Currently, 2,500 children between the ages of 8 to 20 are participating in the study. They have access to virtual mental health visits at school, peer-to-peer support, and cognitive behavioral therapy.
“Retention has been amazing,” Newport said. “Forty percent of the children are completing the two year mark.”
CTRN is working with TACC to develop a public facing web portal and a secure portal login for members to query the database directly.
“TACC was the obvious place to turn,” Newport said. “They are doing groundbreaking work leading automated data transfer and data curation. We are grateful to have TACC as a partner.”
Parrot Babbling
The University of Texas Rio Grande Valley
With their beautiful and powerful wings, long feathery tails, and many beak shapes, parrots have the most complex language abilities of any non-human.
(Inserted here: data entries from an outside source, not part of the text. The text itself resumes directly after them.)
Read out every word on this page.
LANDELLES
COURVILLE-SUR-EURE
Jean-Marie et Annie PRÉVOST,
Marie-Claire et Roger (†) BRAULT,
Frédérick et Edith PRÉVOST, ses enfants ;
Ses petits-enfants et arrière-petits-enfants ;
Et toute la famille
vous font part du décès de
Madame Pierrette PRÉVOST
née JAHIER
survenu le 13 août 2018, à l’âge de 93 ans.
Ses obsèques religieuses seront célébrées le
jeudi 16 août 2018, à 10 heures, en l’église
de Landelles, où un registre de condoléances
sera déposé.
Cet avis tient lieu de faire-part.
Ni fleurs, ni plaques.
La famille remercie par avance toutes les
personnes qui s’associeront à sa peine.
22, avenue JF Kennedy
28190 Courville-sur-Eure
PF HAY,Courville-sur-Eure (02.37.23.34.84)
Parrot “babbling” can be summarized as a type of complex communication for baby parrots where they string together a large diversity of adult sounds, but out of context. Babbling has huge implications for understanding language and cognitive development in children.
“In Venezuela, our work with parrots is helping us understand important precursors to spoken language, including providing implications for those who study and predict autism spectrum disorder long before it happens in people,” said Karl Berg, associate professor in the School of Integrative Biological and Chemical Sciences at UT Rio Grande Valley.
Berg and his team are in their 37th consecutive field season—the longest ongoing study of any wild parrot population in the world. They have recorded more than 14,000 hours of vocal babbling inside specially designed
nest cavities of 650 nestlings over a period of 14 years.
“It was fortuitous that I found TACC,” Berg said. “Language models are computationally expensive to run. At every turn in the road supercomputing has critical applications to what we are doing.”
Berg and TACC archived, stored, and are protecting the 200 terabyte data collection. The next goal is to automate it online so people from anywhere in the world can access it.
The intellectual collaboration is the most important aspect of the relationship with TACC, according to Berg. Preliminary data suggest that parrots have the potential to produce more than 20,000 expressions they display in their babbling repertoire.
“We’re trying to understand if there are grammatical rules to the babbling sequence that these nestlings do—is it random when they string sounds together or are there rules? Human language and computer science are connected at the hip. Together, we make a powerful team.”